At an earlier court appearance Mark Myhre indicated that the Crown would seek a conditional sentence, also referred to as house Arrest, and this was reiterated on Friday. The maximum sentence for summary offences is a fine of $5000 and six months jail time. Ms Kraal’s lawyer has indicated he would be seeking a conditional discharge.
The two mountain bikers have wished to remain anonymous until this point, but one has now been identified as Shaun Rivers, testified in court yesterday.

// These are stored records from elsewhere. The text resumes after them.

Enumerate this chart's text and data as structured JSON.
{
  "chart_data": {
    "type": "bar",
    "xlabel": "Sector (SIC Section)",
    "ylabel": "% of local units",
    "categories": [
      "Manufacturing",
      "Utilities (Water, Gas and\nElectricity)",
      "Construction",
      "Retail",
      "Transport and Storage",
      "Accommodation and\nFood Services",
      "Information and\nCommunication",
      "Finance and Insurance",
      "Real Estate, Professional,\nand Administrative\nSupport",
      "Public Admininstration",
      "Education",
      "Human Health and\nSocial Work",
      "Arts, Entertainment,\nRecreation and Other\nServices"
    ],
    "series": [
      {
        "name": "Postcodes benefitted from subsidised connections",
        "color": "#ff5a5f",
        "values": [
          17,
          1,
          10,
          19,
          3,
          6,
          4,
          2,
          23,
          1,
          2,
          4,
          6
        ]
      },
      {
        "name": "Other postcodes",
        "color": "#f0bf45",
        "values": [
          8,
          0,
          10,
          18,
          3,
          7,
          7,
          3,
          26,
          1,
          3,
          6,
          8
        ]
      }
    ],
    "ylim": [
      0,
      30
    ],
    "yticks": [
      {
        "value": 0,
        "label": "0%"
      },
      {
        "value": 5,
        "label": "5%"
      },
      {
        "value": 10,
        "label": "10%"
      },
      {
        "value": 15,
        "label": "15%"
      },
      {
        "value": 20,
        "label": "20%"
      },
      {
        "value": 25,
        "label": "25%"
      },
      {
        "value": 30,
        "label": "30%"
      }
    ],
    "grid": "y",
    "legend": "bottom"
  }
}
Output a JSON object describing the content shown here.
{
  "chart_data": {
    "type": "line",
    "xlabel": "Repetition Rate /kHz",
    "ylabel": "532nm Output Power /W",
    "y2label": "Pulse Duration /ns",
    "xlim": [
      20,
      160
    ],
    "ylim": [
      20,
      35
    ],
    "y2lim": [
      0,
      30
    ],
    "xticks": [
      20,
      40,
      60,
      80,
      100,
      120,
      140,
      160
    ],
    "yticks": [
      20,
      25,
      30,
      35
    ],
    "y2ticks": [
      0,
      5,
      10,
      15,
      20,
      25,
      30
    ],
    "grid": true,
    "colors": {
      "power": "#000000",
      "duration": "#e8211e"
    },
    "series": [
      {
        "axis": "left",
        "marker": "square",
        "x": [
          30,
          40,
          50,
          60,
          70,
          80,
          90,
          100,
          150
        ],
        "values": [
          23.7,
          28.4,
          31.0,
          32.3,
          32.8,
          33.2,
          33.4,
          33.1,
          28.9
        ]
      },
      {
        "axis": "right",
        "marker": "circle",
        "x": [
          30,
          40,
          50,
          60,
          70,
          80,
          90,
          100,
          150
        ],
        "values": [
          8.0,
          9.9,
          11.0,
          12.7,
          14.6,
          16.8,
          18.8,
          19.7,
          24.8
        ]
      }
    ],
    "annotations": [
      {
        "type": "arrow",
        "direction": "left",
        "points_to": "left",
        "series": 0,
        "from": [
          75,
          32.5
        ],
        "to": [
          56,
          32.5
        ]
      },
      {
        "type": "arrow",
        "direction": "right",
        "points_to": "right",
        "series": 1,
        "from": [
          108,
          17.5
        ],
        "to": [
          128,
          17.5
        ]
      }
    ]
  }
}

After a short recess, a ten-minute video, which included commentary and subtitles for context, was presented to court by Crown counsel. Three POV angles from the bike and rider were used along with hand held shots. Cones were placed on the trail to indicate areas where debris was regularly placed. The video was shown to persuade the Judge that viewing the trails first hand, to understand the danger posed by the placement of debris, was vital. The video, produced by the mountain bikers who originally collected the wildlife camera evidence, showed entire portion of Skull trail below the Baden Powell to the Mill St connector.
During the discussion between the two lawyers Judge Milne pressed Martin Peters for a plea. Peters informed the court that his client would plead guilty.
Despite Crown’s counsel’s contention that seeing the trails in person was the only way to accurately assess the danger these actions presented, Judge Milne, after viewing the video, wasn’t persuaded that this was necessary.
Ms Kraal’s plea agreement, negotiated by her lawyer, Martin Peters and Mark Myhre, includes an agreed upon statement of facts that acknowledges that serious injury was a potential outcome of her actions.
No date for sentencing has been announced.